First, I would like to deal with the fruit cake. It's true I ate the whole damn thing in three days, but there was a perfectly valid reason for it. Contrary to reports, I did not order the fruit order, nor did I pay for it. It was sent to me by an old college friend named Jerry Altshuler, whom I haven't seen in years. Why Altshuler sent me the fruit cake is something you'll have to ask him.

He lives in Oklahoma City, so I have to assume we struck it rich in either oil or gas - or fruit cakes. In any case I happened to be at home when it arrived and I signed for it. My laywer, Ed Bennett Williams, advised me that the person who signs for a fruit at Christmas time has to eat it. So I did, and therefore everyone is going around saying that I made a pig of myself.

Now about the seven cups of eggnog I drank at the neighbor's house across the streeton Christmas Eve.

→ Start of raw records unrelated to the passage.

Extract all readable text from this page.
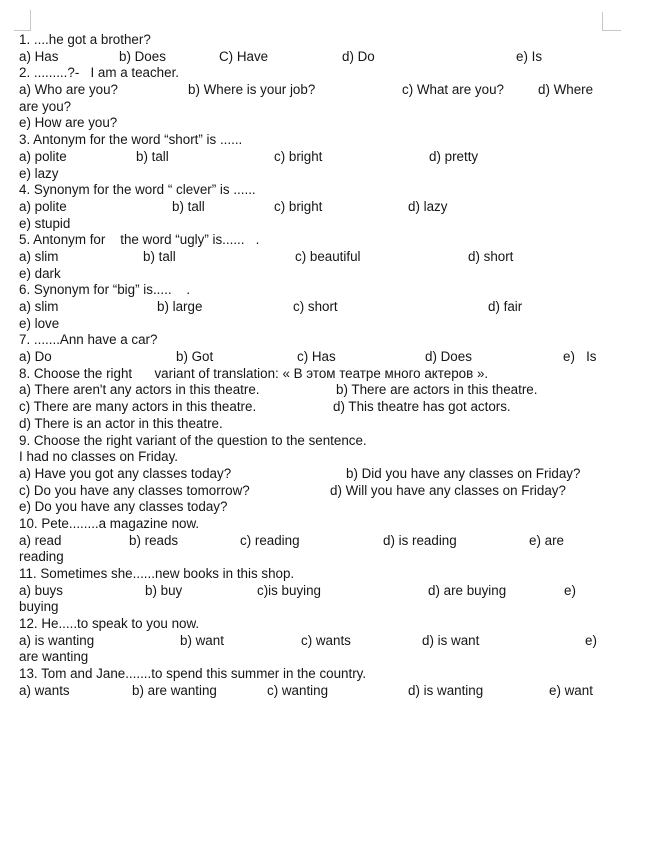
1. ....he got a brother?

a) Has

	b) Does

	C) Have

	d) Do

	e) Is

2. .........?-   I am a teacher.

a) Who are you?

	b) Where is your job?

	c) What are you?

	d) Where

are you?
e) How are you?
3. Antonym for the word “short” is ......

a) polite

	b) tall

	c) bright

	d) pretty

e) lazy
4. Synonym for the word “ clever” is ......

a) polite

	b) tall

	c) bright

	d) lazy

e) stupid
5. Antonym for    the word “ugly” is......   .

a) slim

	b) tall

	c) beautiful

	d) short

e) dark
6. Synonym for “big” is.....    .

a) slim

	b) large

	c) short

	d) fair

e) love
7. .......Ann have a car?

a) Do

	b) Got

	c) Has

	d) Does

	e)   Is

8. Choose the right      variant of translation: « В этом театре много актеров ».

a) There aren't any actors in this theatre.

	b) There are actors in this theatre.

c) There are many actors in this theatre.

	d) This theatre has got actors.

d) There is an actor in this theatre.
9. Choose the right variant of the question to the sentence.
I had no classes on Friday.

a) Have you got any classes today?

	b) Did you have any classes on Friday?

c) Do you have any classes tomorrow?

	d) Will you have any classes on Friday?

e) Do you have any classes today?
10. Pete........a magazine now.

a) read

	b) reads

	c) reading

	d) is reading

	e) are

reading
11. Sometimes she......new books in this shop.

a) buys

	b) buy

	c)is buying

	d) are buying

	e)

buying
12. He.....to speak to you now.

a) is wanting

	b) want

	c) wants

	d) is want

	e)

are wanting
13. Tom and Jane.......to spend this summer in the country.

a) wants

	b) are wanting

	c) wanting

	d) is wanting

	e) want
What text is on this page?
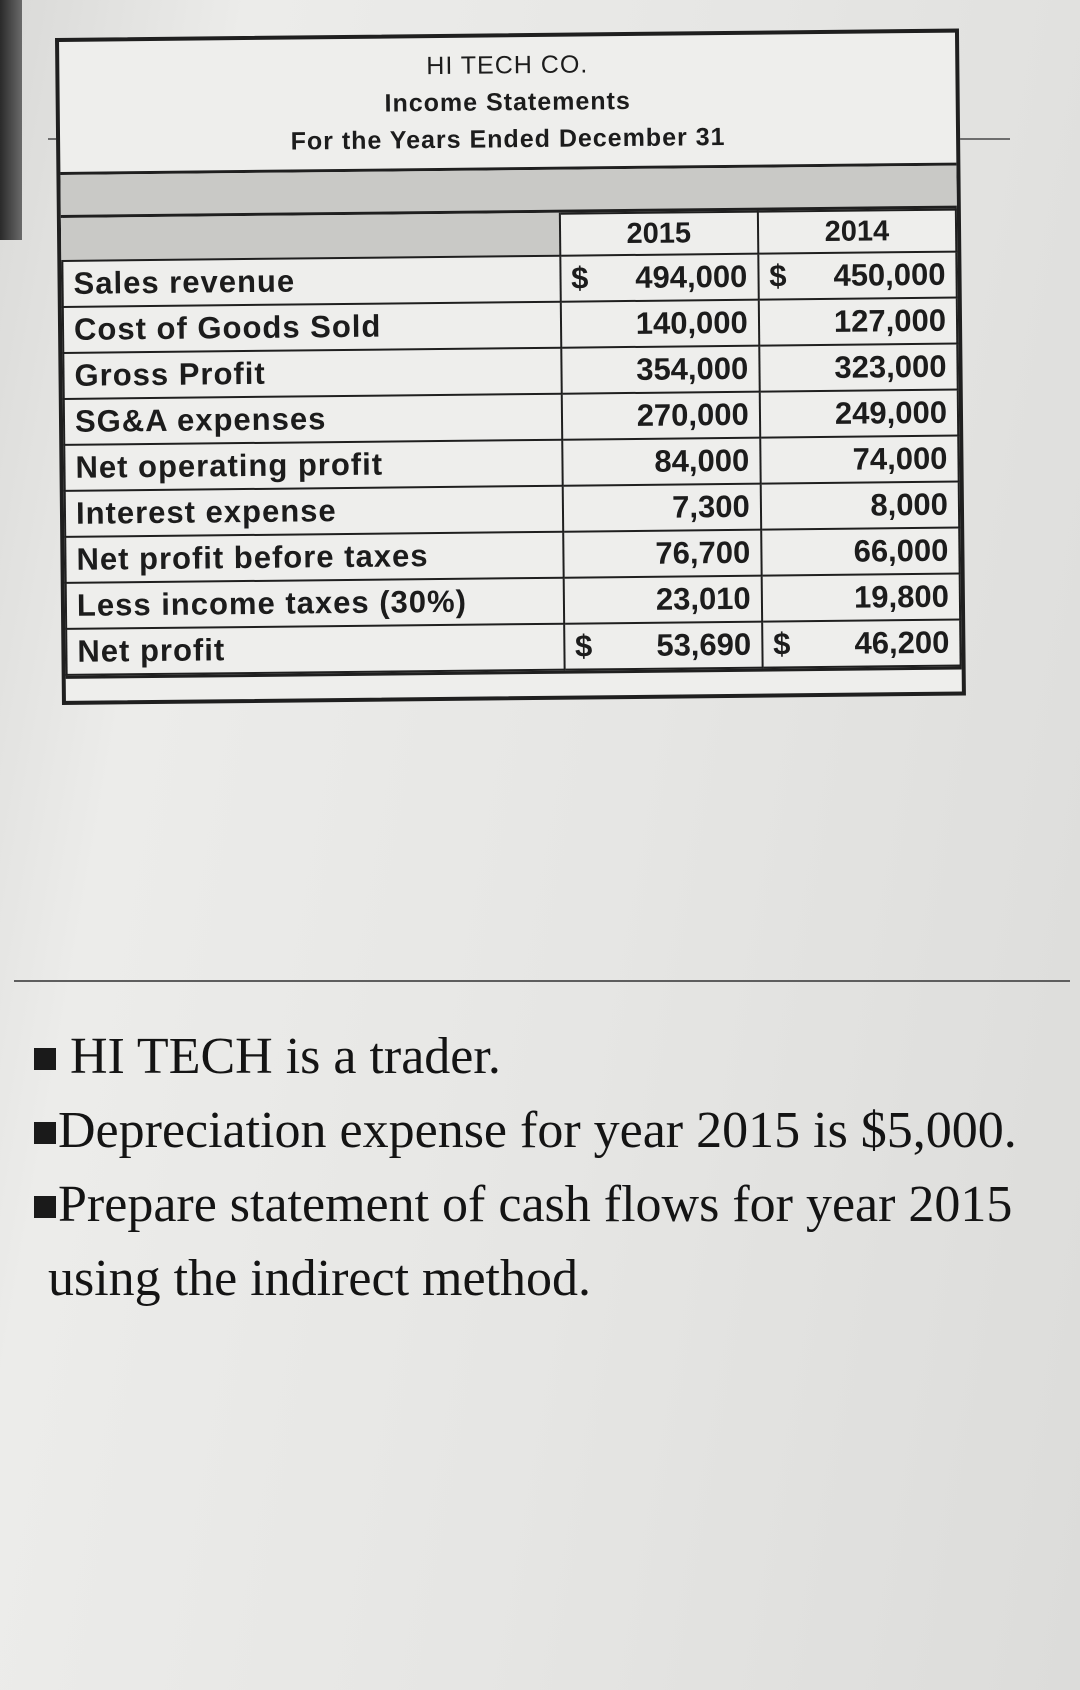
HI TECH CO.
Income Statements
For the Years Ended December 31
	2015	2014
Sales revenue	$ 494,000	$ 450,000
Cost of Goods Sold	140,000	127,000
Gross Profit	354,000	323,000
SG&A expenses	270,000	249,000
Net operating profit	84,000	74,000
Interest expense	7,300	8,000
Net profit before taxes	76,700	66,000
Less income taxes (30%)	23,010	19,800
Net profit	$ 53,690	$ 46,200
HI TECH is a trader.
Depreciation expense for year 2015 is $5,000.
Prepare statement of cash flows for year 2015
using the indirect method.
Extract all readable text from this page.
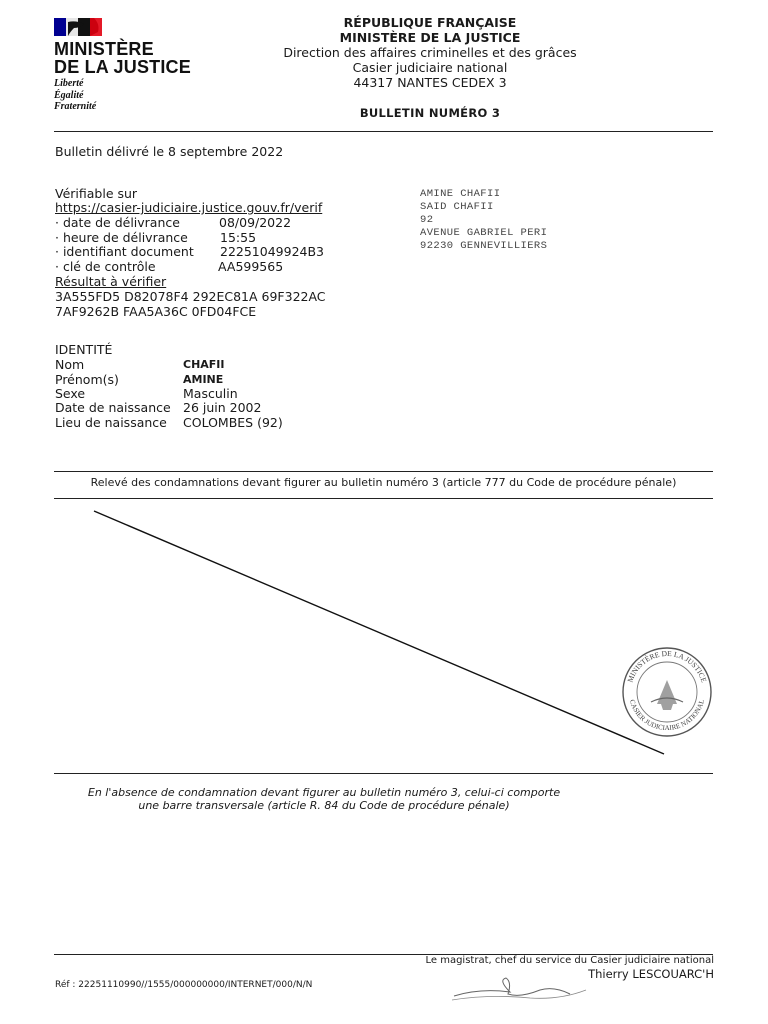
MINISTÈRE
DE LA JUSTICE
Liberté
Égalité
Fraternité
RÉPUBLIQUE FRANÇAISE
MINISTÈRE DE LA JUSTICE
Direction des affaires criminelles et des grâces
Casier judiciaire national
44317 NANTES CEDEX 3
BULLETIN NUMÉRO 3
Bulletin délivré le 8 septembre 2022
Vérifiable sur
https://casier-judiciaire.justice.gouv.fr/verif
· date de délivrance	08/09/2022
· heure de délivrance	15:55
· identifiant document 22251049924B3
· clé de contrôle	AA599565
Résultat à vérifier
3A555FD5 D82078F4 292EC81A 69F322AC
7AF9262B FAA5A36C 0FD04FCE
AMINE CHAFII
SAID CHAFII
92
AVENUE GABRIEL PERI
92230 GENNEVILLIERS
IDENTITÉ
Nom	CHAFII
Prénom(s)	AMINE
Sexe	Masculin
Date de naissance 26 juin 2002
Lieu de naissance COLOMBES (92)
Relevé des condamnations devant figurer au bulletin numéro 3 (article 777 du Code de procédure pénale)
MINISTÈRE DE LA JUSTICE
CASIER JUDICIAIRE NATIONAL
En l'absence de condamnation devant figurer au bulletin numéro 3, celui-ci comporte
une barre transversale (article R. 84 du Code de procédure pénale)
Le magistrat, chef du service du Casier judiciaire national
Thierry LESCOUARC'H
Réf : 22251110990//1555/000000000/INTERNET/000/N/N
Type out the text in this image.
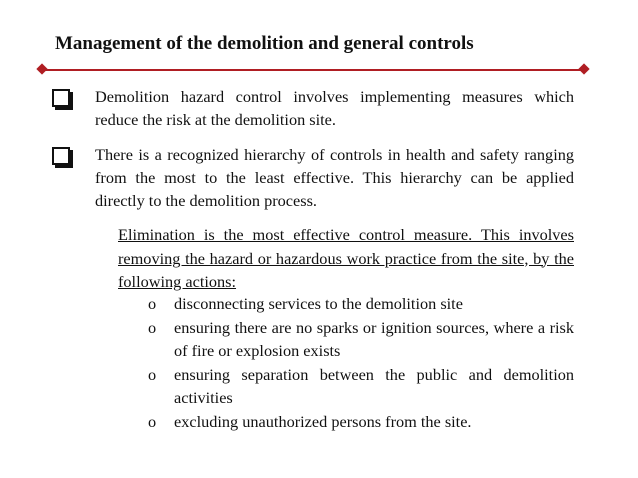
Management of the demolition and general controls
Demolition hazard control involves implementing measures which reduce the risk at the demolition site.
There is a recognized hierarchy of controls in health and safety ranging from the most to the least effective. This hierarchy can be applied directly to the demolition process.
Elimination is the most effective control measure. This involves removing the hazard or hazardous work practice from the site, by the following actions:
o disconnecting services to the demolition site
o ensuring there are no sparks or ignition sources, where a risk of fire or explosion exists
o ensuring separation between the public and demolition activities
o excluding unauthorized persons from the site.
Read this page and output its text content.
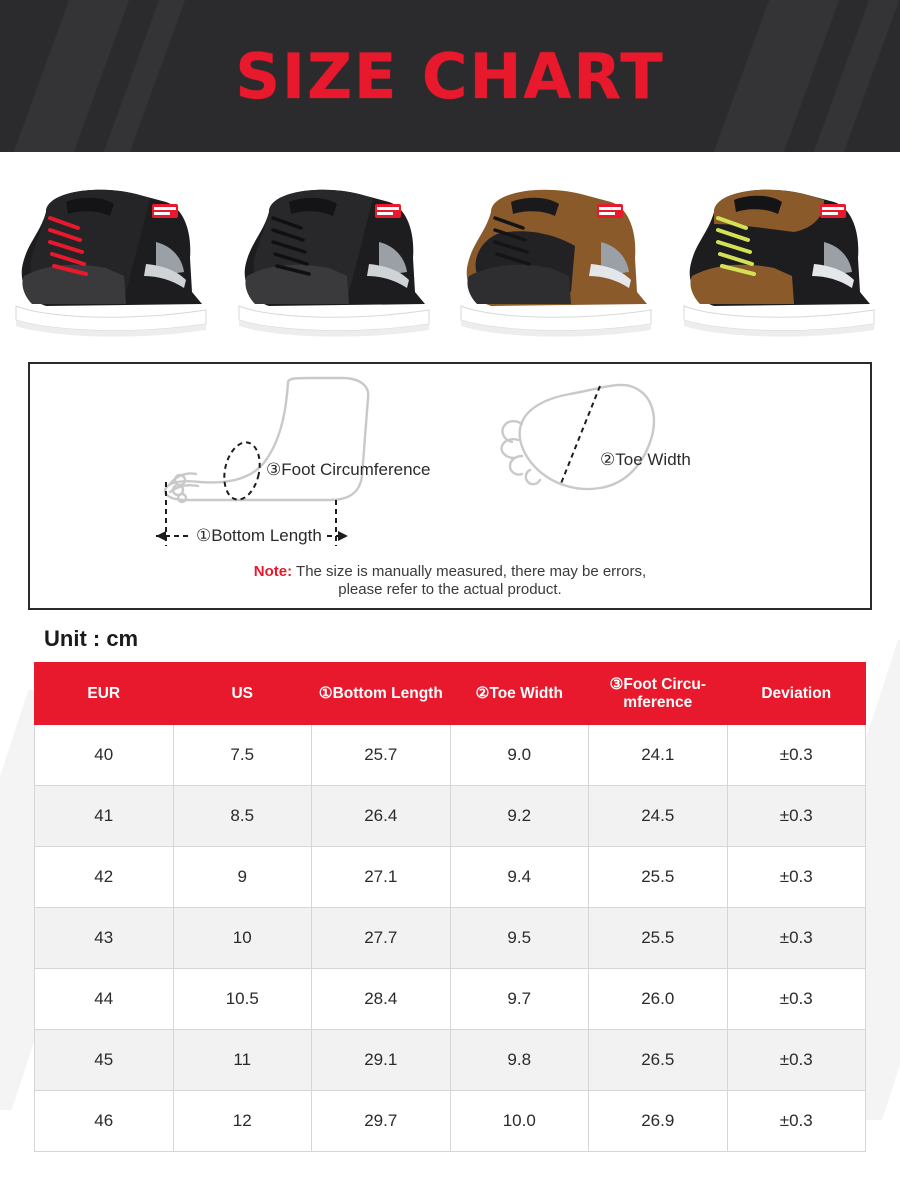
SIZE CHART
③Foot Circumference
②Toe Width
①Bottom Length
Note: The size is manually measured, there may be errors,
please refer to the actual product.
Unit : cm
EUR	US	①Bottom Length	②Toe Width	③Foot Circu-mference	Deviation
40	7.5	25.7	9.0	24.1	±0.3
41	8.5	26.4	9.2	24.5	±0.3
42	9	27.1	9.4	25.5	±0.3
43	10	27.7	9.5	25.5	±0.3
44	10.5	28.4	9.7	26.0	±0.3
45	11	29.1	9.8	26.5	±0.3
46	12	29.7	10.0	26.9	±0.3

I won't deny I did drink them, as witnesses have testified. But the fact is that was all they were serving, and after chomping on fruit cake a guy can get pretty thirsty.

"I'll skip Christmas dinner because I did'nt eat any more or less turkey and stuffing than my son-in-law. The big hullabaloo came at dessert time when my daughter surprised us all with a bouche Noel, which happens to be a log of cake filled with whipped cream and topped with coffee, or chocolate cream. My wife had a made pumpkin pie. There I was, caught between the bouche Noel and the pumpkin pie. I did what any decent person would do, and had a piece of each. And for this I am charged with gluttony?

All right. We've now come to the poppycock on the evening after Christmas. If you recall that was the day of the playoff games. My wife had bought the poppycock (popcorn covered with molasses and stuck against walnuts) for my guests to eat while we watched the Los Angeles-Minnesota game.

The only trouble was no guests showed up. Geyelin had to go to Philadelphia to visit his relatives, Califano canceled out at the last moment so he could revise his welfare reform bill once again, and Valenti's wife made him go caroling with the children.

So the poppycock was just sitting there in the can. I didn't touch it until the first half ended. Well by then one poppycock led to another, and before I knew it the game was over and the can was empty. But it was my wife's fault. She had no business putting the poppycock on the table when she knew I'd be sitting in the living room all alone.

I know what you're going to bring up next - the Kron chocolate covered strawberries from Neiman Marcus. I swear I didn't know they were loaded. Someone placed them out on the piano right on the path to the kitchen where we keep the beer. It was a case of pure entrapment. The person who put them there is just as guilty as I am, but the media hasn't written a word about him? her? it?

I won't dignify the charges concerning the disappearance of the pistachio ice cream from the refrigerator. It's true I was in the kitchen that evening at midnight when it was last seen in the freezer. But someone else followed me in there after I went upstairs. I know this because the next morning all the pumpkin pie was gone, and I had left one slice in the pie plate.

As for drinking, I'll admit I lost my moral compass. First there was the Gil Hahn party when he broke out four bottles of Chateau Latour 1965. Then the Quinn party to celebrate Christmas past, and the Bellows open house party to celebrate Christmas future, followed by the Elfin annual New Year's Eve party where someone tried to take my gusto away from me.

It's all rather hazy, but the point is not one action I took in terms of eating or drinking during the holidays was premeditated. They were all crimes of passion. And I don't see why I should take the rap from my doctor just because I didn't want to spoil, what many people consider, the happiest time of the year.